As you do these trades you want to become a student of yourself, watching how you feel before, during, and after each trade. Write down your thought process for each trade, even if it is only: “felt good.” Try to bring as much of your focus to this endeavor as you can. I can’t tell you what kinds of emotions that may come up; some may encounter mild resistance, while others may have massive torrents of emotion. The goal is to feel each emotion, and to bring your focus into that emotion and feel how it affects you trading. By going through 50 of these, you will hopefully bring some light into these emotions and remove some of the energy that they possessed. This entire process is pretty much a trader choosing to pay for emotional work. It can be fruitful, or give nothing; it all depends on how much you put yourself into the exercise. There are many other exercises that can be done that will break down emotional walls, this isn’t the only one, but it’s a good one for the market. I will touch on other methods in other articles for those not inclined to spend the tuition of this exercise.
The reason you want to move down in timeframe is because the faster the timeframe, the faster the decision making process. If you listen to floor traders and scalpers, they will always talk about their hunches and feelings. They do this because they do not have time to do any kind of quantitative analysis while they trade. They have to make split second decisions on whether to get in or out, and any emotions that get in the way usually spell disaster. By forcing yourself to make decisions faster, you increase the chance emotions will interfere because you are asking your intuition to make your decisions for you without outside aid. If you have long periods of time to make a decision, you can do all kinds of historical back testing and analysis that will give you guidelines on how to trade. Without these guidelines, you are forced to deal with your intuition, and if this decision is outside of your rule boundaries, you can be sure your emotions will have a big say.
One of the best ways I have found of staying focused is to trade 5 minute charts using only my hunches, and either a call or a put contract. I limit my losses to around $50, and trade only the main index ETFs (SPY, QQQQ, DIA, and IWM). By throwing your intuition and emotions on the line, you can shell shock yourself out of your old routine, and expand your edge. If I really want to gain my focus, I do the same but use E-mini Futures. Those can really get away from you though, because of the leverage, and that is definitely not recommended. After these trades, when you go back to your old timeframe, it should feel a bit like slow motion. You will see more opportunities because your intuition has expanded itself, and overtime, you will find yourself becoming a better trader.

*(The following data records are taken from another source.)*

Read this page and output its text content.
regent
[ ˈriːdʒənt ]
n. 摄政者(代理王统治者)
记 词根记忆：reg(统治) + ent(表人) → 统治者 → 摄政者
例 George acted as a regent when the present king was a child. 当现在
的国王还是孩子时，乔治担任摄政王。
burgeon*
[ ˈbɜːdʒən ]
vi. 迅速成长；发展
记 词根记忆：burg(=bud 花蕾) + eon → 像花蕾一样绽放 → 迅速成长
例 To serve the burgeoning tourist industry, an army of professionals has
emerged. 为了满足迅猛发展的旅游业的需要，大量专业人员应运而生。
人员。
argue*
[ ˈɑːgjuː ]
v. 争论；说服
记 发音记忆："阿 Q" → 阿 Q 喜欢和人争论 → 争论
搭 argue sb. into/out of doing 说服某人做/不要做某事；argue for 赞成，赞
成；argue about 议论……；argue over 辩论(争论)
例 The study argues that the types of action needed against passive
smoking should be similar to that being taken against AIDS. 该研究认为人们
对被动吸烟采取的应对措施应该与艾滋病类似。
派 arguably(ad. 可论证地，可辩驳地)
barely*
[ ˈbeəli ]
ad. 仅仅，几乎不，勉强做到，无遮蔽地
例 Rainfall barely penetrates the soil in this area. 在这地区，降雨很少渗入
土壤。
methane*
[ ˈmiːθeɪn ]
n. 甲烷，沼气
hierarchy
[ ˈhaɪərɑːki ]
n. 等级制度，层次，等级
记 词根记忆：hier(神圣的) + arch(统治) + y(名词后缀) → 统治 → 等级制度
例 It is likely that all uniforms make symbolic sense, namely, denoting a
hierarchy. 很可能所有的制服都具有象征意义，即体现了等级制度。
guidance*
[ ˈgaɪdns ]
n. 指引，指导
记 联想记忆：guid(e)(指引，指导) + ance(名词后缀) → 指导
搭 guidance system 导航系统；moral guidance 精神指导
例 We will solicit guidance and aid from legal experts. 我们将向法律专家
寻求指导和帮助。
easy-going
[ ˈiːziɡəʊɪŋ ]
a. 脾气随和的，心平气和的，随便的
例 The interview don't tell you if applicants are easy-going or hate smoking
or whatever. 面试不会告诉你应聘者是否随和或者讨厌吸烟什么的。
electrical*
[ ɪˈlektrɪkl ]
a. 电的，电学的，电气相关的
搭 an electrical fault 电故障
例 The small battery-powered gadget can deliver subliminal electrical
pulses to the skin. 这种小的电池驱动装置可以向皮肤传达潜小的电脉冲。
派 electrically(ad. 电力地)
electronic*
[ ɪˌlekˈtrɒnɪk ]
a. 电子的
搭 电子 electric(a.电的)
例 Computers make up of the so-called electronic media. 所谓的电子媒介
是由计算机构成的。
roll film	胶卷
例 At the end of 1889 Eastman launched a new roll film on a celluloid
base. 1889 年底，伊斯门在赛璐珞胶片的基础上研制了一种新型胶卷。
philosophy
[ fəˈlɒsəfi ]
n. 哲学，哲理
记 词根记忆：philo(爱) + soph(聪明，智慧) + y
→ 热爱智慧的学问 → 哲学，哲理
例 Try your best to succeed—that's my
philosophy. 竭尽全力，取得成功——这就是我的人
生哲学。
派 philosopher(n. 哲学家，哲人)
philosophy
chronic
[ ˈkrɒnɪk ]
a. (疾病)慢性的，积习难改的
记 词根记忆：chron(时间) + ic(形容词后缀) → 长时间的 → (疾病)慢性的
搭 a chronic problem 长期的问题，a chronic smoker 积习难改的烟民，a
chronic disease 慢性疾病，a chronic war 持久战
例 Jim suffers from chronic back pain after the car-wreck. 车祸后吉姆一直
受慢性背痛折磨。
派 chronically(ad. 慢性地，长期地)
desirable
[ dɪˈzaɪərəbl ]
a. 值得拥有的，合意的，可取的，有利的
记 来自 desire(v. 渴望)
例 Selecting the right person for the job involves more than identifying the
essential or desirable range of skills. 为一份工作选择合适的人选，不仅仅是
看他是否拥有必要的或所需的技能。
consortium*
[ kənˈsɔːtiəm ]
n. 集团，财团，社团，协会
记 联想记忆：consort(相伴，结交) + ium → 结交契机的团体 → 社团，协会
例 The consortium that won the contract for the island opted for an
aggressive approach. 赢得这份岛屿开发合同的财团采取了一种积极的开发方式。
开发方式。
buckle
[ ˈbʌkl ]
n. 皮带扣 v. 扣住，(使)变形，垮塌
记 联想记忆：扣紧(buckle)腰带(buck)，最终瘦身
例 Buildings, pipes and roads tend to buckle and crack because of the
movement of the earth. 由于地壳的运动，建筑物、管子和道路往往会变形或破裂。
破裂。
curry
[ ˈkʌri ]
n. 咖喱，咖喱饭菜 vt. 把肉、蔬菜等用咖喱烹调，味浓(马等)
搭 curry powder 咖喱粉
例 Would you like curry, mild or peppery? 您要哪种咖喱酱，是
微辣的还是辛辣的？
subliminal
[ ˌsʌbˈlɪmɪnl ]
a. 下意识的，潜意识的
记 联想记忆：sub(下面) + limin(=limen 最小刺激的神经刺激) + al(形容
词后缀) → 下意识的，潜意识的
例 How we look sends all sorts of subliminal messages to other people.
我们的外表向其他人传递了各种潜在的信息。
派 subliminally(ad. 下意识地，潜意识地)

The main focus of this article is to get traders to experience and let go of their emotions, and to increase the amount of intuition in their trading. To most, this sounds almost heretical because of the focus on rules you read about everywhere. I am here to tell you though that the best of the best don’t use as much structure as many think. They have cleared their creative field of excess emotional baggage, and are able to tap into their experience and intuition directly. Over the coming decades, more and more traders will become purely discretional and their results will be fantastic and effortless, I hope to see you as one of those leading the pack.